После, в новую встречу с отцом Михаилом, как водится за водкой, Доктор ему долго и путано, не очень понятно зачем, рассказывал про постные дни, точнее ночи, которые он проводил в обществе срамных девиц за бессмысленными беседами. Михаил слушал не перебивая – небось у них в поселке городского типа нет таких заведений, и чисто профессионально ему интересно было послушать про новые прогрессивные и богатые подходы к греху. А когда рассказ был закончен, батюшка внезапно похвалил Доктора, чего тот уж совершенно не ожидал.
– Молодец! Даже иные святые отцы проповедовали перед блудницами. Дело хорошее, давай и дальше в том же духе.
– Так то они! А у меня – какое ж проповедничество? Так, шутки шутил с блядями...
– Во-первых, не надо ругаться. А во-вторых, какие ж это шутки? Это не шутки.
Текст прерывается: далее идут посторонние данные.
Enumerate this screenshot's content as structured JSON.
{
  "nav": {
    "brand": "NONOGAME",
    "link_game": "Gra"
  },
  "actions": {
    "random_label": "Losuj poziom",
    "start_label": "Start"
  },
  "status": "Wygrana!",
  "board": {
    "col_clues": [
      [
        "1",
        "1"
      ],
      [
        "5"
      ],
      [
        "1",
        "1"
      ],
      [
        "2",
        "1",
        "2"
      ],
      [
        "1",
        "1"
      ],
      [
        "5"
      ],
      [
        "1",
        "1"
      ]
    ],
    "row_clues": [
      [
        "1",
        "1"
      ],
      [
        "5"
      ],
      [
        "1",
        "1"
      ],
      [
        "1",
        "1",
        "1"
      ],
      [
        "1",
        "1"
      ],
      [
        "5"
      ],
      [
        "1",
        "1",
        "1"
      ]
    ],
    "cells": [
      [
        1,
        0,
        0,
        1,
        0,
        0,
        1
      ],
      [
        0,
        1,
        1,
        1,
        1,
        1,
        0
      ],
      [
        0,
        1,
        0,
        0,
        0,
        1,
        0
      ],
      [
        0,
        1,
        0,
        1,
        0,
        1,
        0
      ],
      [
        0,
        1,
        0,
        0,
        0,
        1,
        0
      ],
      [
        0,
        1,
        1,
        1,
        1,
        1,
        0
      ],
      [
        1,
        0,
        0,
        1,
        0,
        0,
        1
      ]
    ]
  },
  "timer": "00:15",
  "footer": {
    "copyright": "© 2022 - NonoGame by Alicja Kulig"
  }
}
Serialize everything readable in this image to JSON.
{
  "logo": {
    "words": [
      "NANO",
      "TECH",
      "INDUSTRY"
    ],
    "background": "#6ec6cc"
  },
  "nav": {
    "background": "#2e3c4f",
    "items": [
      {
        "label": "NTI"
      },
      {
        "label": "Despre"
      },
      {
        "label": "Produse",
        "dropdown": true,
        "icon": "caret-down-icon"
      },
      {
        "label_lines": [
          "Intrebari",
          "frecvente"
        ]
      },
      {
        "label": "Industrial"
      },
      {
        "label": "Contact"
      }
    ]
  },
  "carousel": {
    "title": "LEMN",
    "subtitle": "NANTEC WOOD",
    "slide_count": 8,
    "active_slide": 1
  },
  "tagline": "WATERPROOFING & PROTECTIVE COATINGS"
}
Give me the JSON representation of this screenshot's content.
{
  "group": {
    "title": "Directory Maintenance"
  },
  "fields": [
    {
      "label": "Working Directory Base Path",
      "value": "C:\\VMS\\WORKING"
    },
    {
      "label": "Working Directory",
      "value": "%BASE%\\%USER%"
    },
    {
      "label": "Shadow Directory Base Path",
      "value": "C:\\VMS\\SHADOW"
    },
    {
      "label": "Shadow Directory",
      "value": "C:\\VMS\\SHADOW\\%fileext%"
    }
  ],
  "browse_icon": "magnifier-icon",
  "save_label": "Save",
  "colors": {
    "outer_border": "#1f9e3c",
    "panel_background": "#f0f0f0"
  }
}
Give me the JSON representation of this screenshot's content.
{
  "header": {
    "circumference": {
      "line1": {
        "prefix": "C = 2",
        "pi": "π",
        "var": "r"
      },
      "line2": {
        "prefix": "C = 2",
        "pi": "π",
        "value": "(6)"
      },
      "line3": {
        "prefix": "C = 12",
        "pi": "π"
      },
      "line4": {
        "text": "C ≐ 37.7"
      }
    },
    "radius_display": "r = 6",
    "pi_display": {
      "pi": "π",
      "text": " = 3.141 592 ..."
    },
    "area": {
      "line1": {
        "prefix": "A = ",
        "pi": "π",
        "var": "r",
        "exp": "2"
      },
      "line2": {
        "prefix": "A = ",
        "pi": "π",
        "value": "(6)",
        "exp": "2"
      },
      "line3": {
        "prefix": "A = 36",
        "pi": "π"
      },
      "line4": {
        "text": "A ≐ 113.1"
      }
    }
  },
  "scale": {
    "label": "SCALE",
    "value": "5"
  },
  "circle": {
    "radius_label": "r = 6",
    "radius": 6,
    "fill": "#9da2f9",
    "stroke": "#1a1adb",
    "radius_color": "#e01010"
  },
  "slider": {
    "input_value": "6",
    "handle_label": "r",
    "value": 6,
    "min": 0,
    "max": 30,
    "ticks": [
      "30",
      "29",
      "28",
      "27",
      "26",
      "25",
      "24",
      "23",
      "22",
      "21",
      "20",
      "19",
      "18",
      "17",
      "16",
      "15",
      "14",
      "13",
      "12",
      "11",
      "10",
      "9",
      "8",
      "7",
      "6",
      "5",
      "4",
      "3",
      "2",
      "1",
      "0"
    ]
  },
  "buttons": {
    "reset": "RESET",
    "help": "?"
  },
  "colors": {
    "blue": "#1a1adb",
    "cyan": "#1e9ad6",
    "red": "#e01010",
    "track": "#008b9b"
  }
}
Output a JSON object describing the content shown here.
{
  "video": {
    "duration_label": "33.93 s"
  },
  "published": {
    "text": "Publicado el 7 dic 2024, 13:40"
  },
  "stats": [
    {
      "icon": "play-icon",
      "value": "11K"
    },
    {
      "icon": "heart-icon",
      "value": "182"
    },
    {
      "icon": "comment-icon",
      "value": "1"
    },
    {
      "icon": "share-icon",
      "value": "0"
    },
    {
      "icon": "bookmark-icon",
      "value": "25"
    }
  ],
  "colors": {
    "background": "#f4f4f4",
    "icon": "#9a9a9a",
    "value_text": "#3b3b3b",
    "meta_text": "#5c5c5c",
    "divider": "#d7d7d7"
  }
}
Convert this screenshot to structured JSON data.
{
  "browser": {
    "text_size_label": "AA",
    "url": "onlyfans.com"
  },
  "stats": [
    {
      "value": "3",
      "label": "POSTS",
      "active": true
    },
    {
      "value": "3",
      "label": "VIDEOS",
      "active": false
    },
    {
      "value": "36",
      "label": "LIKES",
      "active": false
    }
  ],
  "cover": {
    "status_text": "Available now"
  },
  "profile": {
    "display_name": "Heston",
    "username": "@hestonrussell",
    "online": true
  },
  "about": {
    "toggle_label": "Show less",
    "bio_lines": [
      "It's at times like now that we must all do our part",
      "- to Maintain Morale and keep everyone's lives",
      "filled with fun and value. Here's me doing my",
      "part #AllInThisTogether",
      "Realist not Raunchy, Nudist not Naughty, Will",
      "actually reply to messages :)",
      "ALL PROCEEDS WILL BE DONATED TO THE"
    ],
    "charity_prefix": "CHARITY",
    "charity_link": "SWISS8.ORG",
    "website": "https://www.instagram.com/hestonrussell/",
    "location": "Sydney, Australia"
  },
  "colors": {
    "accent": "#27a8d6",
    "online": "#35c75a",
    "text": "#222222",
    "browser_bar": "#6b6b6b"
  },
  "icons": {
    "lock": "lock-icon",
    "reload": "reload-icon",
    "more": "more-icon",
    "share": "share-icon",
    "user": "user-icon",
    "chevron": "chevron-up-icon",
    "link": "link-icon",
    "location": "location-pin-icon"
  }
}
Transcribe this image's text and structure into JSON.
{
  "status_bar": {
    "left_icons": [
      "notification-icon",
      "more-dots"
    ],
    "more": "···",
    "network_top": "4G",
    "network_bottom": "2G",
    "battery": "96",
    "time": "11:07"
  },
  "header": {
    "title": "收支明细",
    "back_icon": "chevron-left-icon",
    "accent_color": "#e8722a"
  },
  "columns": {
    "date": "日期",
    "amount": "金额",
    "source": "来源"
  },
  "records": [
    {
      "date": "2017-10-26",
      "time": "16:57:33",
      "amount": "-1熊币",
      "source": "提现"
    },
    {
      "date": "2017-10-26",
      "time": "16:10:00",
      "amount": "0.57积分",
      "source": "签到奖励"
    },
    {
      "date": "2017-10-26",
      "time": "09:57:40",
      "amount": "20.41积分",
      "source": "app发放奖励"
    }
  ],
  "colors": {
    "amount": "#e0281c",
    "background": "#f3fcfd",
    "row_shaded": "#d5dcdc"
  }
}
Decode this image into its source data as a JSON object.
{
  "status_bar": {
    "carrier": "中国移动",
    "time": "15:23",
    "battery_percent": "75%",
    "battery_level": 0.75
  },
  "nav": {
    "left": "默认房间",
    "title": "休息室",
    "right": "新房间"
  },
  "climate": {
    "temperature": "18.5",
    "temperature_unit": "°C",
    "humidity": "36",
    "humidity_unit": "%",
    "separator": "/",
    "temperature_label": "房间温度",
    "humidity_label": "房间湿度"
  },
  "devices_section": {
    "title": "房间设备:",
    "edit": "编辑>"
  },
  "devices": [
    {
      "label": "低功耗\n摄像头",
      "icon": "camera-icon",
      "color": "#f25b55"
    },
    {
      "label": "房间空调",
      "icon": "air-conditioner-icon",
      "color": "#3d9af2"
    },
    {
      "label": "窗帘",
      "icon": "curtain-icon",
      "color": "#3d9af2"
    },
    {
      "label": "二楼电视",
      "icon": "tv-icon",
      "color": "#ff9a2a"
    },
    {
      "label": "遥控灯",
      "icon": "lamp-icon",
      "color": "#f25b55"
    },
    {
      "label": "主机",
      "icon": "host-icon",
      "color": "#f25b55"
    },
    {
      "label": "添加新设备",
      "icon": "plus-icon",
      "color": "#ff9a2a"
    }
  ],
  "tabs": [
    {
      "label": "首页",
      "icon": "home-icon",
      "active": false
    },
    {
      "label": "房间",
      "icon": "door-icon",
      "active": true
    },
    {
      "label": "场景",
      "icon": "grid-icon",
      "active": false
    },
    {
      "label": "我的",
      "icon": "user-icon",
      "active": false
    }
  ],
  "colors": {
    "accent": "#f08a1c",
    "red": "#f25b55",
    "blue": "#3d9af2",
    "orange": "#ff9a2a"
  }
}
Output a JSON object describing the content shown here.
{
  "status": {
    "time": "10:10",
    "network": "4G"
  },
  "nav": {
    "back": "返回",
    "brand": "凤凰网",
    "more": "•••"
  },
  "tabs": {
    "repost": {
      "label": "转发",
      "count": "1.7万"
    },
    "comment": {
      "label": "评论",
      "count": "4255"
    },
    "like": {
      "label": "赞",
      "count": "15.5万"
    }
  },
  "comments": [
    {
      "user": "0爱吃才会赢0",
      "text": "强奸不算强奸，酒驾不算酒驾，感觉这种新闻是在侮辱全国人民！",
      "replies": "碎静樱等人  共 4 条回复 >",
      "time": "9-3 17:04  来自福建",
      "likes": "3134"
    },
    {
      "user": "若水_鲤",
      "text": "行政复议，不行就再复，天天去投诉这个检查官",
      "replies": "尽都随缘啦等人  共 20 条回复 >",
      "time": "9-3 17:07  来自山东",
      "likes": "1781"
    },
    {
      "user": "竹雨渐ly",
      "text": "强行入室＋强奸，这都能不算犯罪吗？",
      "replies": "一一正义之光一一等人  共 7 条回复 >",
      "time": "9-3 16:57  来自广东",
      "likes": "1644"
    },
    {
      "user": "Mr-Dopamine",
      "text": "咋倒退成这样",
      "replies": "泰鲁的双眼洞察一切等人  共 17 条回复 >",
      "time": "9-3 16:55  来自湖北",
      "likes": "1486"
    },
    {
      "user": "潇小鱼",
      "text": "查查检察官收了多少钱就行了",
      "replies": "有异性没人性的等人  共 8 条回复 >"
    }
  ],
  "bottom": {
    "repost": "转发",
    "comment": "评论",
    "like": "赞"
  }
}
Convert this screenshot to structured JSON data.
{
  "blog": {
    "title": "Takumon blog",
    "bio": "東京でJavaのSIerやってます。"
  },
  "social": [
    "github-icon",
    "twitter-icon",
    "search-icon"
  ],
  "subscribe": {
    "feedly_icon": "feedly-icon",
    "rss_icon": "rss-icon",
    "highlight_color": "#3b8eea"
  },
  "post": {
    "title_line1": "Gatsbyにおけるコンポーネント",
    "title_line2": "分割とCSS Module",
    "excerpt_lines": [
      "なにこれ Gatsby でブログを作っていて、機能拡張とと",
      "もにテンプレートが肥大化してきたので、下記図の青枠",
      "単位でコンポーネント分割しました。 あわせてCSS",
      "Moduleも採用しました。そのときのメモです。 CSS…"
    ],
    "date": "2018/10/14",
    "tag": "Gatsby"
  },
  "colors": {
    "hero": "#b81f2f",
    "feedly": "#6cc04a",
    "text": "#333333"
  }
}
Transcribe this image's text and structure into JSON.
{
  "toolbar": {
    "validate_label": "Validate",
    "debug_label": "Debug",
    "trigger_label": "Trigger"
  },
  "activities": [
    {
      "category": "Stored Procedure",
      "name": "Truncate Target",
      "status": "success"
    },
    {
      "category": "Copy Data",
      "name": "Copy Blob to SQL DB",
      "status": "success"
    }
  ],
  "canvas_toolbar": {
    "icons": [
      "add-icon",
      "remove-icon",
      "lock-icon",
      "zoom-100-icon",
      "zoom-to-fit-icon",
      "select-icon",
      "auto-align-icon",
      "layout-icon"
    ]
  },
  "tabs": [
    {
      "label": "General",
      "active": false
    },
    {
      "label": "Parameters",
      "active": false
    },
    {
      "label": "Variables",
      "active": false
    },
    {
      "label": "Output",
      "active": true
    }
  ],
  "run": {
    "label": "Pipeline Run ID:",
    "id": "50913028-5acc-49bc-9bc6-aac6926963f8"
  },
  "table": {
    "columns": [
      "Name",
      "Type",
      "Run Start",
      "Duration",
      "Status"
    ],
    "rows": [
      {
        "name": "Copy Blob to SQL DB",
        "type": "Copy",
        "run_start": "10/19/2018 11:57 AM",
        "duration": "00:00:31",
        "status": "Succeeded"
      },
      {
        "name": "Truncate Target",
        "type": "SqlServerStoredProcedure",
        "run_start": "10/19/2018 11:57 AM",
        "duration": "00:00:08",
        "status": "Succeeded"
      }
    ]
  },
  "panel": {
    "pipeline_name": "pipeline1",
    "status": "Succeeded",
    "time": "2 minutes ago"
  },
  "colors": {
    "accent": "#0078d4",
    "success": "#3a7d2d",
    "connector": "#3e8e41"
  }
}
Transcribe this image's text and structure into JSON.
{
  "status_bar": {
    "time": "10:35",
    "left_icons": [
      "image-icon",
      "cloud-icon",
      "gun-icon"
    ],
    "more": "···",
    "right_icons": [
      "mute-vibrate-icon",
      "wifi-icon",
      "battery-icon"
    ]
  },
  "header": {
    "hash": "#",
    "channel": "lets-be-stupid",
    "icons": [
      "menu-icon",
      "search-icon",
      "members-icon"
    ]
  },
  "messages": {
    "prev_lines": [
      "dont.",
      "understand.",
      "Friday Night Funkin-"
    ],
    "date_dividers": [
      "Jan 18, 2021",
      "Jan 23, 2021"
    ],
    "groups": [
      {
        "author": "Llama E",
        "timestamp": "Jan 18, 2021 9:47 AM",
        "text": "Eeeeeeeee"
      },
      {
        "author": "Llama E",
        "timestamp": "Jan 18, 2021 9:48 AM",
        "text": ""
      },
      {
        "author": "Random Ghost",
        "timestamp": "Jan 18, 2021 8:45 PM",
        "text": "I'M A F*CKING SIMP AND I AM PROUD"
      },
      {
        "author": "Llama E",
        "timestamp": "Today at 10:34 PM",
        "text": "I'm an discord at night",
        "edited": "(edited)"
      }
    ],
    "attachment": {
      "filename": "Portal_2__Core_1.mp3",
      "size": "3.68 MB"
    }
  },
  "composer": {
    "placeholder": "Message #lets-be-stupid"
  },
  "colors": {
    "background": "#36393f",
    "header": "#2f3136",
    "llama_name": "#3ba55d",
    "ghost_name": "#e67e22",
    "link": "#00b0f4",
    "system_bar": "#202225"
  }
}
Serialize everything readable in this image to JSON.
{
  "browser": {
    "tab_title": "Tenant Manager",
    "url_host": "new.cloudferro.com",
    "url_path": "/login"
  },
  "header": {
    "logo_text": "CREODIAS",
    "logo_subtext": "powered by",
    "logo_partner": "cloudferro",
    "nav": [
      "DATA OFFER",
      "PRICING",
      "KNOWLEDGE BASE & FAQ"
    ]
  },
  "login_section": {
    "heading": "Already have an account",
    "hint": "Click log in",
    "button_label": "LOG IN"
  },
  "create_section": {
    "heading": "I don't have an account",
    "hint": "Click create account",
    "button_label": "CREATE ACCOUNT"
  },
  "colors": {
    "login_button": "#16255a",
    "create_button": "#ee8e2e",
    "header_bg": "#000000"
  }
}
Ты же их от греха отвращал – греха же не было?
– Вообще или как?
– Ну, в тот раз.
– В тот раз, отец Михаил, точно не было. Но в целом не могу сказать, что... Я до некоторых видов греха того... ну, падкий.
– Вот заладил! Ты ж не на исповеди тут... Ну, ты им о пользе поста и молитвы говорил ведь?
– Ну, в принципе это можно и так истолковать... При желании... И с некоторой натяжкой... Но только про пост! А про молитву, кажется, и не было ничего. Да они б и не поняли, может...
Но отец Михаил не слушал оправданий.
– Стало быть, ты перед ними проповедовал!
– Да как же я мог? Мне ж никто не поручал...
– Зачем же поручать, когда это и так с тобой случилось? И так тебя привел Господь. За это давай и выпьем.
Эти рассуждения все еще казались Доктору странными, но продолжать спор он не стал, поскольку богословие ведь не было его сильной стороной. И потому он, кивнув отцу Михаилу, молча и жадно выпил. Причем выпил виски – поскольку Христос к тому времени уж воскрес, о чем Доктору уже сообщили раз сто только за один тот день. Слышать это было приятно, тем более что хорошие новости приходят нечасто. Все-таки хорошо, когда все хорошо кончается...
Забавно – потом, после, случайно Доктор от кого-то узнал, отчего старый дружок Богдан стал меньше ростом: его врачи укоротили на пару позвонков, которые стискивали некий нерв как пассатижами. Ну, укоротили, так что? Ему можно подкладывать под задницу бумажник, и он будет казаться куда выше ростом...
Даже когда уже зеваешь с ней, и ее становится как бы слишком много, и с ней косишься на циферблат мобильника, и от нее хочется остыть, повидаться с людьми, которые таки умеют себя вести, – все равно, когда она бросает тебя или даже просто пропадает куда-то на время, делается одиноко. Тем более если не знаешь, что с ней и куда она делась, и думаешь, что она, может, лежит где-то жалкая, бледная, нечесаная, некрасивая, и хлебает казенный суп из воды, и ждет, что ты к ней придешь... И уже представляешь, что ты таки нашел ее и сидишь у ее бедной казенной койки, и с натужной веселостью рассматриваешь тусклое лицо, и прикидываешься изо всех сил, что ты к ней относишься бескорыстно. Сразу начинаешь психовать так, будто ты ее страшно любил и чуть не жениться собирался.
...Журналисты казались ему симпатичными. Сперва. А потом настало время посылать в Чечню фотографа.
И вдруг выяснилось, что никто туда полететь не может. Зина сказала, что не хочет, хватит уже с нее. Ей ответили, что мы живем в свободной стране, где каждый делает что хочет, и в трудовую ей напишут про собственное желание.
И она улетела.
В Чечню.
Сказала – на неделю.
В назначенный день, когда она должна была вернуться, прилететь, Доктор с самого утра был невнимательным и слабым, как бы похмельным, или будто с гриппом. В голове был легкий туман, какой бывает от температуры в 39° по Цельсию. Думал он, конечно, только об одном – вот взять и позвонить. Ей. Но это с каждым днем проявлялось все бледнее. На четвертый день он, однако ж, понял, что это никак нельзя – не позвонить. Он звонил по всем телефонам, какие у нее были, но ни на каком она не отвечала. Наконец, когда он в какой-то раз позвонил, ему сказали, что она пропала – там, где-то в Чечне. И никто не знает, где она. И невозможно придумать, где ее искать... Он в какой-то из этих дней – скорее даже не в последний, а какой-то из первых – понял, что не все в жизни так просто. Что не все в его власти, не все он решает. Что есть вещи посильнее его – да вот хоть мысль про нее. И когда он это понял, страшно удивился, что не понимал этого раньше... Ничто его так не занимало теперь – как она. Отчего ж раньше он ей посвящал только короткие недобрые мысли? Кто мешал переживать это высоко?